I like to think my book is one place where you will gain such understanding. It’s intended for his real readers wherever they are.

Ellen

Author: ellenandjim

Ellen Moody holds a Ph.D in British Literature and taught in American senior colleges for more than 40 years. Since 2013 she has been teaching older retired people at two Oscher Institutes of Lifelong Learning, one attached to American University (Washington, DC) and other to George Mason University (in Fairfax, Va). She is also a literary scholar with specialties in 18th century literature, translation, early modern and women's studies, film, nineteenth and 20th century literature and of course Trollope. For Trollope she wrote a book on her experiences of reading Trollope on the Internet with others, some more academic style essays, two on film adaptations, the most recent on Trollope's depiction of settler colonialism: "On Inventing a New Country." Here is her website: http://www.jimandellen.org/ellen/ No part of this blog may be reproduced without express permission from the author/blog owner. Linking, on the other hand, is highly encouraged!

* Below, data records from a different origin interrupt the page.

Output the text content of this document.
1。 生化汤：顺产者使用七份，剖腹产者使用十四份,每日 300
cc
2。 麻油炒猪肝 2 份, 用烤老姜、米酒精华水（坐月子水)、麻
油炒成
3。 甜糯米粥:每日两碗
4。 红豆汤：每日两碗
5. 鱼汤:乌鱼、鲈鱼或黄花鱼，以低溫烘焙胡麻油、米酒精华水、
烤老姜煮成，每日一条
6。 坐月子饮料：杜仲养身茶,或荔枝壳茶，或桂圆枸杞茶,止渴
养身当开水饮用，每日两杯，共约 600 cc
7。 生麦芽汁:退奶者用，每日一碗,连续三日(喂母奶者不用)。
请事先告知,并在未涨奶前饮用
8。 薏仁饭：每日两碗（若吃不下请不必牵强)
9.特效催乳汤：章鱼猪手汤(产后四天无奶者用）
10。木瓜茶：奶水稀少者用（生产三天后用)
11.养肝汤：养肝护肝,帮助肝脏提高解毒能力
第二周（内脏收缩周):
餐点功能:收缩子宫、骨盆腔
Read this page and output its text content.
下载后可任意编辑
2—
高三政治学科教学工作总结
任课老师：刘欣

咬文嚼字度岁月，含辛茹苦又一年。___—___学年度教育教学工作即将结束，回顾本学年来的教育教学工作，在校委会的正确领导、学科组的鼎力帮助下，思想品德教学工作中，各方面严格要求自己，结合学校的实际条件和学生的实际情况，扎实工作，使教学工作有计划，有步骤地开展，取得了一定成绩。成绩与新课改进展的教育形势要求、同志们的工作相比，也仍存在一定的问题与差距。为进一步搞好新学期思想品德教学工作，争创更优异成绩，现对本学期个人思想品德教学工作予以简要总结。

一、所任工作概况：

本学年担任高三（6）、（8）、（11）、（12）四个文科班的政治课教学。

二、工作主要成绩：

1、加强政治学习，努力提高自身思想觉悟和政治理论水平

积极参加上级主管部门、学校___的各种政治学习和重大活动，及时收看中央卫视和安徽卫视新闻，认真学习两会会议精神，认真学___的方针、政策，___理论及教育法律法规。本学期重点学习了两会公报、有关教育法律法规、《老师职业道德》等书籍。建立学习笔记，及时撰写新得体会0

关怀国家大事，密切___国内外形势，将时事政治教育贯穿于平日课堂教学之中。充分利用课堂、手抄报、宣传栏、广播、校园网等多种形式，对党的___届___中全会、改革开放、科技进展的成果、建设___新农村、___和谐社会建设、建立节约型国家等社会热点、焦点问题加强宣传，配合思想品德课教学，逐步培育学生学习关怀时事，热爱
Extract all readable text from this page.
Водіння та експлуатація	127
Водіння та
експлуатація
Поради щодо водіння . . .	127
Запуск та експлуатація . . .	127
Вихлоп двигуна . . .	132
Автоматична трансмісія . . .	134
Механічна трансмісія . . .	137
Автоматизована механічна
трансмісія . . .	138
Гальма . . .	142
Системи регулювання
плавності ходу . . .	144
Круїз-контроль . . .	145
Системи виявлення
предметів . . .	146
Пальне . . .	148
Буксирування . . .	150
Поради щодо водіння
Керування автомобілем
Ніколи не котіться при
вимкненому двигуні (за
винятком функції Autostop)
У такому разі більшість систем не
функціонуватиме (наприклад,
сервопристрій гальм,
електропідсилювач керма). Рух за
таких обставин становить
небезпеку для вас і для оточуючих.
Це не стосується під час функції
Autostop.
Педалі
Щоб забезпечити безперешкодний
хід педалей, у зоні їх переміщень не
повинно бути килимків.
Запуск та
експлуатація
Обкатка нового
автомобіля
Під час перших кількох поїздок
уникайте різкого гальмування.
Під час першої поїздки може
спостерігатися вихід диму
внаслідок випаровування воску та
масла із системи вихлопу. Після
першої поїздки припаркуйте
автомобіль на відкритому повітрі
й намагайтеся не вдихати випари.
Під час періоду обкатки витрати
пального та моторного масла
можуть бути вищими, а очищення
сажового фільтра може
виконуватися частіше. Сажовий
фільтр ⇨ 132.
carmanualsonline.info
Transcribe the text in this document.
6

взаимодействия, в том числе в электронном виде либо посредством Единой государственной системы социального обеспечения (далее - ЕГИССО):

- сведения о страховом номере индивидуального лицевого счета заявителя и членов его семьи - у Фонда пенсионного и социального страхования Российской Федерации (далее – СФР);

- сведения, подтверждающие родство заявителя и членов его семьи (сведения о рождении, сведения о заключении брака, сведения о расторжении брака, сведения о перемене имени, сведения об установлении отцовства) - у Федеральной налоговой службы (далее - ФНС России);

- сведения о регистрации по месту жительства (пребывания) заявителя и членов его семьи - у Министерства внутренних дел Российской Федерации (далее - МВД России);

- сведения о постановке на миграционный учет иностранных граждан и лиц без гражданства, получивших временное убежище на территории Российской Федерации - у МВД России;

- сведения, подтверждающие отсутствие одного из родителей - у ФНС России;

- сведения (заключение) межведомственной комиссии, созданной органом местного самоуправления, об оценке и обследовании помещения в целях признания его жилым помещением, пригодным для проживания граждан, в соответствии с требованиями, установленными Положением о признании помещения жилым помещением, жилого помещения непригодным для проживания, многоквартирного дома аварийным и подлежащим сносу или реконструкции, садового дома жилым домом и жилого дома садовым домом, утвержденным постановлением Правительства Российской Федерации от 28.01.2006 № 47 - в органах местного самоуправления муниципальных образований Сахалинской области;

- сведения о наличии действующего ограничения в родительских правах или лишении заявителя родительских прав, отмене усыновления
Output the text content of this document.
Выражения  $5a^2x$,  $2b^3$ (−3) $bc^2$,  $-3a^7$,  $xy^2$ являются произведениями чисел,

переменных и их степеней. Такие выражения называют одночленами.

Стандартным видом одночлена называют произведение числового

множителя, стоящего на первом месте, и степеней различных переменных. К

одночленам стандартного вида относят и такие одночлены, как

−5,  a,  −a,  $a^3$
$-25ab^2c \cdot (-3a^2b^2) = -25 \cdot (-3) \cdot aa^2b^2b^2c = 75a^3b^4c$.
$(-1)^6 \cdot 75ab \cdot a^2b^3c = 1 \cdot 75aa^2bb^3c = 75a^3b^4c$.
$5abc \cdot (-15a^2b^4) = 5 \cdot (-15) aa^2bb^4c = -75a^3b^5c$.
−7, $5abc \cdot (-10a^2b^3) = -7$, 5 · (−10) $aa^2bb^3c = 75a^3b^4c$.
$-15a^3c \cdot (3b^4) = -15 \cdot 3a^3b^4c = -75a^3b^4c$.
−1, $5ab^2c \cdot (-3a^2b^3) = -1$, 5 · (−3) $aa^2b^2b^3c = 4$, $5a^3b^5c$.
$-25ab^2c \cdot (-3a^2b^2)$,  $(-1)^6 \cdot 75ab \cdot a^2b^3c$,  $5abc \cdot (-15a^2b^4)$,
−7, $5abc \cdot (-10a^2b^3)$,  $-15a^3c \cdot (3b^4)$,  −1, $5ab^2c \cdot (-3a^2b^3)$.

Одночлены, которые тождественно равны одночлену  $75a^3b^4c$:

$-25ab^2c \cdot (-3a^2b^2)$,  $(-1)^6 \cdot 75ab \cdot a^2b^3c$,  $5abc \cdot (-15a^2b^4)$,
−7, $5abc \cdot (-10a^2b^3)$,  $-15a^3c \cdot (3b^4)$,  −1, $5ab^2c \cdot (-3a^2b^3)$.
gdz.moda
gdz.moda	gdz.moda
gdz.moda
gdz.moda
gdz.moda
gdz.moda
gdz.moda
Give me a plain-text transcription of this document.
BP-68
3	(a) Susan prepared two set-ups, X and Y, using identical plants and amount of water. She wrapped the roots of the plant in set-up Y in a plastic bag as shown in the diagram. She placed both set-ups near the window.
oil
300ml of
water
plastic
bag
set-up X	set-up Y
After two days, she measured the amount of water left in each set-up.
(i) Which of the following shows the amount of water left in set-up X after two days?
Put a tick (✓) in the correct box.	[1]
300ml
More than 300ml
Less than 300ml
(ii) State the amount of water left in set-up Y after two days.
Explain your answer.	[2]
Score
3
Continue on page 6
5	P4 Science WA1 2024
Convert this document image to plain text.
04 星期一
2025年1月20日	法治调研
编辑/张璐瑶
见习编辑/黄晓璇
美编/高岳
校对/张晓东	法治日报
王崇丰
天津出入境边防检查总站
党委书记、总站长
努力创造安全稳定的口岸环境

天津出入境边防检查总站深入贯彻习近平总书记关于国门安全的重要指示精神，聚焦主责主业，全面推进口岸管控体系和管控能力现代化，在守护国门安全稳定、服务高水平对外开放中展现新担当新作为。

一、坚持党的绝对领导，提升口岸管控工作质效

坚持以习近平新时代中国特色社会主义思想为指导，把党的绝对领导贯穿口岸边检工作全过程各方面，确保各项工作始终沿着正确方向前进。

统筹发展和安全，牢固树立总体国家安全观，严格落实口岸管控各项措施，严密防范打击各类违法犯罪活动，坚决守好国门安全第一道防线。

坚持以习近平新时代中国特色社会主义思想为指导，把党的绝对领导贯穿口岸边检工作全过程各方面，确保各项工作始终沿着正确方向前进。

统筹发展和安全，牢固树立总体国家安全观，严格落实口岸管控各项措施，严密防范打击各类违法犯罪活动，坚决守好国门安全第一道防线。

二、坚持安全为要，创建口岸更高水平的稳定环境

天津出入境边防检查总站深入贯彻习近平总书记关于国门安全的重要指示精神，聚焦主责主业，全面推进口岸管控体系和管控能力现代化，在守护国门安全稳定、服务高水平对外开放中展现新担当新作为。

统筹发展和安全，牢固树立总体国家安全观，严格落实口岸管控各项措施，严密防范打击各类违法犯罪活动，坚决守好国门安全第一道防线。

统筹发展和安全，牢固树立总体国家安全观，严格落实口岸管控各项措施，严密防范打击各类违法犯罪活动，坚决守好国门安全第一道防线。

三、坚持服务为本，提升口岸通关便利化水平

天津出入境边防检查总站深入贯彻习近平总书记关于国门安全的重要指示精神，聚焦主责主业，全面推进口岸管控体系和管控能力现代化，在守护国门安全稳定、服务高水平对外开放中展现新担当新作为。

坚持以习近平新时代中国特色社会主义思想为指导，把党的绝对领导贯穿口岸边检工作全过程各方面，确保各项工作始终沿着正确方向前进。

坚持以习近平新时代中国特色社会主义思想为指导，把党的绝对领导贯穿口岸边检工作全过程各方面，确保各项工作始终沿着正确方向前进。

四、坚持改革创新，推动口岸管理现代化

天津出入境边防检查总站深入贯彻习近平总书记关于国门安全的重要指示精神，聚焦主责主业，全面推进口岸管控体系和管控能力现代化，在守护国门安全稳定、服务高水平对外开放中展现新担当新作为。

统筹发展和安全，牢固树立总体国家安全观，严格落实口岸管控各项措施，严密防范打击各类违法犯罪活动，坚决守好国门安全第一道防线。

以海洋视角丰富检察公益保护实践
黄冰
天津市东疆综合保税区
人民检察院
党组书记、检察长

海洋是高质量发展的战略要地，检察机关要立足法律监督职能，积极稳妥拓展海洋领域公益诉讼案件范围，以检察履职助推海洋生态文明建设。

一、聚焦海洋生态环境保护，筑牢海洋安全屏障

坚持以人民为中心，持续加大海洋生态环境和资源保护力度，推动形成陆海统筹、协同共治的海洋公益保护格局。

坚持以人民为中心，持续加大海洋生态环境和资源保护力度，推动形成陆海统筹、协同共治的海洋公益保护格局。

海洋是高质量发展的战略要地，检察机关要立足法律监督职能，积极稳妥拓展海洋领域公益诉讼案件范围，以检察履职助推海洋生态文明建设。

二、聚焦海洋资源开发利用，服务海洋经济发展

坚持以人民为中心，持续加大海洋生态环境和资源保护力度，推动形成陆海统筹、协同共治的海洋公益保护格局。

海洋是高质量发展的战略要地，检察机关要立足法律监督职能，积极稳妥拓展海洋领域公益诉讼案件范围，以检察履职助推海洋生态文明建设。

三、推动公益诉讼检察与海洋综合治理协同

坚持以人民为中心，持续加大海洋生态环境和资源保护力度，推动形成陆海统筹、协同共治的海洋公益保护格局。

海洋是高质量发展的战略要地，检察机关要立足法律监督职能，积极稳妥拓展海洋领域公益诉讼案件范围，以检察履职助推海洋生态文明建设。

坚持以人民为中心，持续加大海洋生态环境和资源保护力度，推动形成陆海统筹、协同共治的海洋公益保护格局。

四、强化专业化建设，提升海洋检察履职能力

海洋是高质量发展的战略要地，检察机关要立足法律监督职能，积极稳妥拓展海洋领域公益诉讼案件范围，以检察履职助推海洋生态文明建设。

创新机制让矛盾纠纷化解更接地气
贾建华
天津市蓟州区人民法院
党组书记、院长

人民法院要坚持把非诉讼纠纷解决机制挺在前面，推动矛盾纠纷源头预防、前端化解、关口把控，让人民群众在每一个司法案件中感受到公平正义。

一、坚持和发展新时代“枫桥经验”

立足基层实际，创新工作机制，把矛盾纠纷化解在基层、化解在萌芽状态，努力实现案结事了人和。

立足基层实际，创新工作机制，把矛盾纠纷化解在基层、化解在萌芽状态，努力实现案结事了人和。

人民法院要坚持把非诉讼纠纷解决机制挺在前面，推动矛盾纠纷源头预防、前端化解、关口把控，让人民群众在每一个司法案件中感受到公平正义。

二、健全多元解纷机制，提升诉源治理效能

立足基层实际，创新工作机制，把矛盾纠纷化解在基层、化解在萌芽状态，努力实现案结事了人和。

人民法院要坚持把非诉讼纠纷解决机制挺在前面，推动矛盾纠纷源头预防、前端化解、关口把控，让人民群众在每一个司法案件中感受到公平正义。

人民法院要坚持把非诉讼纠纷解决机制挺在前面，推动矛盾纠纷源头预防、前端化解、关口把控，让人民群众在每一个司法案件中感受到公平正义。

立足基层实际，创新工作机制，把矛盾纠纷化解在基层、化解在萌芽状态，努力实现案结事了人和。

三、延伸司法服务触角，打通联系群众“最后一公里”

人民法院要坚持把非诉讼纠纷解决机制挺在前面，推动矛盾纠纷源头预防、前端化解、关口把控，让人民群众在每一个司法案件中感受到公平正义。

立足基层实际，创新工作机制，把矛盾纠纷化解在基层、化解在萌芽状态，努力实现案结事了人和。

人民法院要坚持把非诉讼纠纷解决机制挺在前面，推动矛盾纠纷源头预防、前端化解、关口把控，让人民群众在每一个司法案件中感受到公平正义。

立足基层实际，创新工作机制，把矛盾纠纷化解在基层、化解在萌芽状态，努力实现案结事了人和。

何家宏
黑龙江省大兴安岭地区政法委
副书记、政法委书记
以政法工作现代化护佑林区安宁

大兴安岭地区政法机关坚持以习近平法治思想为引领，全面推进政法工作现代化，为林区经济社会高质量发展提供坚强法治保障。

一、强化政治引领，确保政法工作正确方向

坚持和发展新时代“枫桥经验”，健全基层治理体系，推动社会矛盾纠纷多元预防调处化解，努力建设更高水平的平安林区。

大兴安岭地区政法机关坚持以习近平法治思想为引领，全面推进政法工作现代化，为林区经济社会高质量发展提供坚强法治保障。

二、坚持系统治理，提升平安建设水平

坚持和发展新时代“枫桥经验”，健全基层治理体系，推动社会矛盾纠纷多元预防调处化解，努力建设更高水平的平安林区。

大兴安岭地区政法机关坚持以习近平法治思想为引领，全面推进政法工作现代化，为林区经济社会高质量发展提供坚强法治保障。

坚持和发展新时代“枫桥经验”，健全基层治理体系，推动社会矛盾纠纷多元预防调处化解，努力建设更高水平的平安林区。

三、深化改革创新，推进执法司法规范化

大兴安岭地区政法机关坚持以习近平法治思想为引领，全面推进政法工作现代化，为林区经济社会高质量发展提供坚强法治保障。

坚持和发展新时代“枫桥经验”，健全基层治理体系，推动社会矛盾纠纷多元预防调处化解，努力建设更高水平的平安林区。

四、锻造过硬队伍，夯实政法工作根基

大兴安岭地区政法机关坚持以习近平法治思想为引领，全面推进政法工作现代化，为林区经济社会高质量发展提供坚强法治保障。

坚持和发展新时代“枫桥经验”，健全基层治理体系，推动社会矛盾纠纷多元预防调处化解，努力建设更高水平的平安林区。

5 thoughts on ““A revolutionary view of Trollope and why we read him …”

  1. Meryl Streep doesn’t always take action up for awards exhibits but she did this time around in a gold costume by Lanvin that your lady paired with antique gold pendant earrings as well as a 19thcentury diamond cluster wedding band by Fred Leighton. Glenn Close did today’s mix of a menswearstyle jacket more than a feminine corset dress by way of Zac Posen. Posen also had an enormous celebrity get with Skip Piggy: She wore a gold Vneck gown using a Fred Leighton 55karat stone necklace and 10carat precious stone headband. Rose Byrne in shimmery black Vivienne Westwood, Kristen Wiig in a delicate champagne J. Mendel and Tina Fey in a very regal indigo gown by Carolina Herrera using a trendright peplum and black velvet waistband also raised their fashion credibility plus likely their star wattage using their appearances. Fey was another fan in the matching earrings: Hers were almost 72 carats of blue sapphires by Bulgari.

  2. I discovered Trollope , at some point during a long term project to read everything Dickens ever wrote. I began with the Warden and was immediately hooked. Trollope’s characters are real people, unlike the wonderful caricatures of Dickens. That for me is the difference, I love them both.